Some lawmakers and lobbyists say competition is precisely what’s needed to control costs and increase public accountability. The no-bid arrangement between the health center and the Department of Correction began in the late 1990s and has never been tested in the marketplace, nor is there an ending date to the deal. The cost to run the program this year is $94 million.

“We knew right from the get-go this would be the result” of the study,” said state Sen. Rob Kane, a Republican of Watertown and ranking member of legislature’s appropriations committee.

“They want to let the state employees figure it out and fix it in-house, between UConn and corrections,” said Kane.

There are about 17,000 inmates in Connecticut’s prisons and many of them have pressing medical and mental-health needs. Prison systems are required to provide such care and prisoners have a constitutional right to receive it.

Several private vendors are saying they can perform at least some of the services for millions of dollars less.

One prison mental-health provider operating in more than a dozen states, including Massachusetts, New Hampshire, and Pennsylvania, offered cost estimates in writing to Gov. Dannel P. Malloy’s budget and policy agency. The company said it is prepared to take on just the mental-health aspect of UConn’s prison program, and said it could do the job for significantly less than the current cost of roughly $28 million.

Private companies also provide correctional medical or mental-health services in Vermont, Maine, and New York City.

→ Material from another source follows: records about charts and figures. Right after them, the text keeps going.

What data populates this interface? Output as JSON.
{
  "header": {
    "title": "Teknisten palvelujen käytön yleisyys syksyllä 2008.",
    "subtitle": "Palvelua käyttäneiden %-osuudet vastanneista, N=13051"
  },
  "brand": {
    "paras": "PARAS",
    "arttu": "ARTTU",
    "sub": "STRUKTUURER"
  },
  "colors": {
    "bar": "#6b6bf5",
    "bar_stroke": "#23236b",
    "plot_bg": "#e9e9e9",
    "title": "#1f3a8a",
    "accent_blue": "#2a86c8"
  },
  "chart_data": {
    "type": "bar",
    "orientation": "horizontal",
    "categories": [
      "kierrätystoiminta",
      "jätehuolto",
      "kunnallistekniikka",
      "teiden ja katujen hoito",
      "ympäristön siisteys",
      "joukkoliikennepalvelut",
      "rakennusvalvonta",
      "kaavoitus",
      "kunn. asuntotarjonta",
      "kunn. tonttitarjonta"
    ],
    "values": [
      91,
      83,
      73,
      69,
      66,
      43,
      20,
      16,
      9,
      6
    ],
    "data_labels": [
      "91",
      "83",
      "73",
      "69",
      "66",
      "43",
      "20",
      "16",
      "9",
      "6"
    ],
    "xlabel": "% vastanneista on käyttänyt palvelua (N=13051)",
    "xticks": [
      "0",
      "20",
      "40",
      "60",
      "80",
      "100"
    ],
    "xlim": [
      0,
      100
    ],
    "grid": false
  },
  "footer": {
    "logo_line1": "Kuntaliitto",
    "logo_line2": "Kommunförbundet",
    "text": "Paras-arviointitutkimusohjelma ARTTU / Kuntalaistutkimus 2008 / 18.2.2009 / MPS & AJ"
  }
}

Robert Dakers, a top finance official at the Office of Policy and Management and one of the people who produced the health center study, said privatization nationally has been a mixed bag of success and failure.

He said the study team, made up of people from UConn and the correction department, feel there is enough good about the current system to retain it and work to improve it.

Asked what would be the harm in seeking competing proposals, including one from UConn, Dakers said,

“We’re trying to work toward (implementing) best practices,” Dakers said. “We felt we’d get there more rapidly by doing it with the pieces that are there.”

Early last year, Ben Barnes, who heads the Office of Policy and Management, said in an interview that the money that goes to UConn for its prison division amounts to a subsidy to the financially troubled health center. He said if the money wasn’t paying for prison medical and mental-health care, it would pay for something else at the center.

But Kane and Rep. Bryan Hurlburt, a Democrat of Tolland and a member of the appropriations committee, have said that the prospect of a financial blow to the health center shouldn’t stop the state from exploring whether privatization could streamline some of the bureaucracy in the center’s prison division.

Kane and Hurlburt view the arrangement between UConn and the correction department as the state’s only long-term contract worth more than $90 million a year that has never been put out to bid. There is also the specter of a large state budget deficit, a string of workplace lawsuits by prison social workers, therapists and doctors against health center management, and a perceived lack of transparency in the running of the prison medical and mental-health division.

The report recommends a top-to-bottom analysis by outside experts, standardizing the way decisions are made about inmate medical treatment, and improving communication between the health center and the Department of Correction, among other reforms.

But since the Malloy team rejects subjecting UConn’s program to outside competition, those suggestions fall short, said Kane.

“It’s contradictory. No outside bids, but let’s bring in outside consultants,” said Kane.

Dakers said the outside help could provide some of the same perspective as seeking proposals or bids from competitors.

“We need to benchmark ourselves in terms of best practices, costs, and efficiency,” said Dakers.

The scrutiny on the health center’s prison division has served “to put some market pressure on us. There is a sensitivity to what is going on in the market,” said Dakers.

That’s all the more reason, said Kane, to seek proposals from the health center and anyone else with the know-how and professional acumen to provide these services.